MPEG Dash as a streaming option

  • I have been playing with ffmpeg and found that there is an option for making mpeg dash compliant file chunks. There is a playlist similar to HLS, but is a .mpd instead of .m3u8. Found some good details on stackoverflow. Preliminary command line testing shows me that using it with codec "copy" uses minimal cpu, just as with creating the HLS files.

    ffmpeg -i rtsp:// -codec copy -f dash test.mpd

    For further details about additional flags for tweaking dash output, run the following command

    ffmpeg -h muxer=dash

  • administrators

    Interesting, last time I saw mpd it was about webm playlists. Maybe if I can work this in, might be able to get webm playlists too 🤔 Thanks!

  • @moeiscool ffmpeg -h muxer=webm reveals some option about dash. Is there some reason you want to burn up your cpu by transcoding video?

  • administrators

    Recently we got hardware acceleration, so maybe we can use the GPU for it

  • @moeiscool I have mpeg dash working using dash.js. Tested on mac using ff, chrome, safari and windows using ff and chrome. Quality is just as good as HLS. Lag behind realtime is nearly equivalent to HLS. I will have to fully test but I want to see if chrome playing 10 simultaneous videos will run with a high cpu load and ram, or not.

  • administrators

    @kevingodell sweet. I think the reason hls.js uses a lot of RAM is because it caches the stream so you can seek it later. I tried destroying and reinit on timer but that proved to be a very bad solution... the flicker was just bad.

    If it has some way to remove old data that would be perfect or if the browser handles it then that would be even better.

  • @moeiscool I think what read about hls.js is that it takes each segment, reads it, breaks it down, recombobulates it, and then feeds it to the video player. With all of that client side processing, I can imagine why the load is what it is. Hopefully dash chunks can get swallowed easier by some browsers.

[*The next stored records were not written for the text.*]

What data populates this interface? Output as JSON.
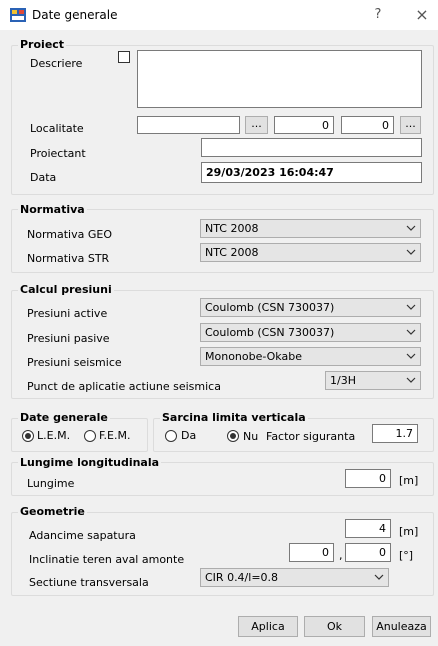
{
  "window": {
    "title": "Date generale",
    "help": "?",
    "close": "×"
  },
  "proiect": {
    "legend": "Proiect",
    "descriere_label": "Descriere",
    "descriere_value": "",
    "localitate_label": "Localitate",
    "localitate_value": "",
    "browse": "...",
    "coord1": "0",
    "coord2": "0",
    "browse2": "...",
    "proiectant_label": "Proiectant",
    "proiectant_value": "",
    "data_label": "Data",
    "data_value": "29/03/2023 16:04:47"
  },
  "normativa": {
    "legend": "Normativa",
    "geo_label": "Normativa GEO",
    "geo_value": "NTC 2008",
    "str_label": "Normativa STR",
    "str_value": "NTC 2008"
  },
  "calcul": {
    "legend": "Calcul presiuni",
    "active_label": "Presiuni active",
    "active_value": "Coulomb (CSN 730037)",
    "pasive_label": "Presiuni pasive",
    "pasive_value": "Coulomb (CSN 730037)",
    "seismice_label": "Presiuni seismice",
    "seismice_value": "Mononobe-Okabe",
    "punct_label": "Punct de aplicatie actiune seismica",
    "punct_value": "1/3H"
  },
  "date_generale": {
    "legend": "Date generale",
    "lem": "L.E.M.",
    "fem": "F.E.M.",
    "selected": "L.E.M."
  },
  "sarcina": {
    "legend": "Sarcina limita verticala",
    "da": "Da",
    "nu": "Nu",
    "selected": "Nu",
    "factor_label": "Factor siguranta",
    "factor_value": "1.7"
  },
  "lungime": {
    "legend": "Lungime longitudinala",
    "label": "Lungime",
    "value": "0",
    "unit": "[m]"
  },
  "geometrie": {
    "legend": "Geometrie",
    "adancime_label": "Adancime sapatura",
    "adancime_value": "4",
    "adancime_unit": "[m]",
    "inclinatie_label": "Inclinatie teren aval amonte",
    "inclinatie_aval": "0",
    "inclinatie_sep": ",",
    "inclinatie_amonte": "0",
    "inclinatie_unit": "[°]",
    "sectiune_label": "Sectiune transversala",
    "sectiune_value": "CIR 0.4/l=0.8"
  },
  "buttons": {
    "aplica": "Aplica",
    "ok": "Ok",
    "anuleaza": "Anuleaza"
  }
}
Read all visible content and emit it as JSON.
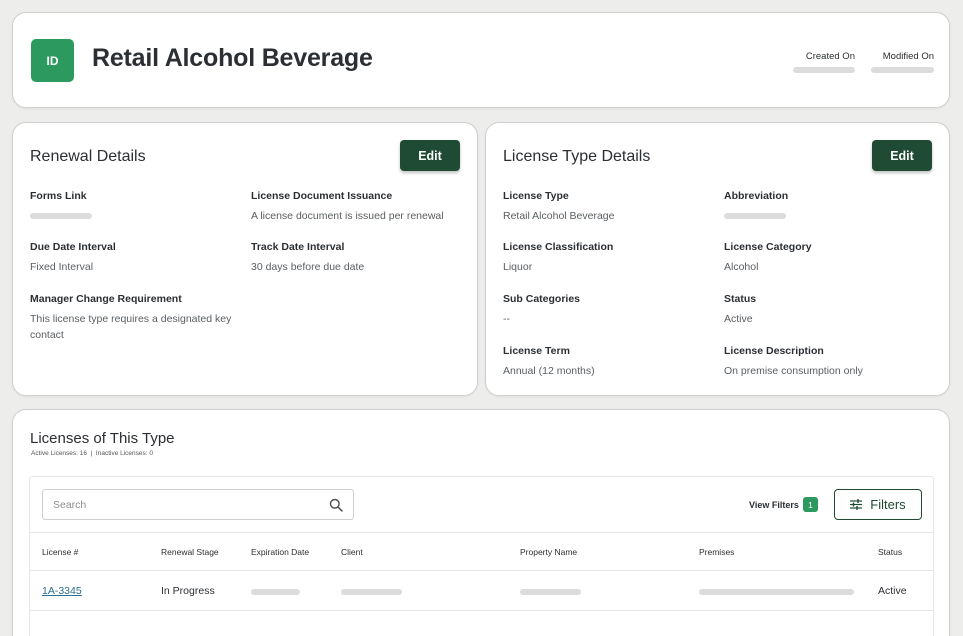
{
  "header": {
    "badge": "ID",
    "title": "Retail Alcohol Beverage",
    "created_label": "Created On",
    "modified_label": "Modified On"
  },
  "renewal": {
    "title": "Renewal Details",
    "edit_label": "Edit",
    "fields": [
      {
        "label": "Forms Link",
        "value": ""
      },
      {
        "label": "License Document Issuance",
        "value": "A license document is issued per renewal"
      },
      {
        "label": "Due Date Interval",
        "value": "Fixed Interval"
      },
      {
        "label": "Track Date Interval",
        "value": "30 days before due date"
      },
      {
        "label": "Manager Change Requirement",
        "value": "This license type requires a designated key contact"
      }
    ]
  },
  "license_type": {
    "title": "License Type Details",
    "edit_label": "Edit",
    "fields": [
      {
        "label": "License Type",
        "value": "Retail Alcohol Beverage"
      },
      {
        "label": "Abbreviation",
        "value": ""
      },
      {
        "label": "License Classification",
        "value": "Liquor"
      },
      {
        "label": "License Category",
        "value": "Alcohol"
      },
      {
        "label": "Sub Categories",
        "value": "--"
      },
      {
        "label": "Status",
        "value": "Active"
      },
      {
        "label": "License Term",
        "value": "Annual (12 months)"
      },
      {
        "label": "License Description",
        "value": "On premise consumption only"
      }
    ]
  },
  "licenses": {
    "title": "Licenses of This Type",
    "subtitle": "Active Licenses: 16  |  Inactive Licenses: 0",
    "search_placeholder": "Search",
    "view_filters_label": "View Filters",
    "view_filters_count": "1",
    "filters_label": "Filters",
    "columns": [
      "License #",
      "Renewal Stage",
      "Expiration Date",
      "Client",
      "Property Name",
      "Premises",
      "Status"
    ],
    "rows": [
      {
        "license": "1A-3345",
        "stage": "In Progress",
        "status": "Active"
      }
    ]
  },
  "colors": {
    "accent_green": "#2c9a5e",
    "dark_green": "#1f4a33",
    "link_blue": "#2a6e8f"
  }
}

  • I made the code example on a gist. The tricky thing that messed me up was that if I did not include the -b:v, then the manifest.mpd file was malformed and no browser would play the video. Also, the flag -remove_at_exit 1 only seemed to work if I had it at the end.

  • administrators

    quick update on this suggestion :
    latest dev can use MPEG-DASH but it still needs a lot of work for fluidity.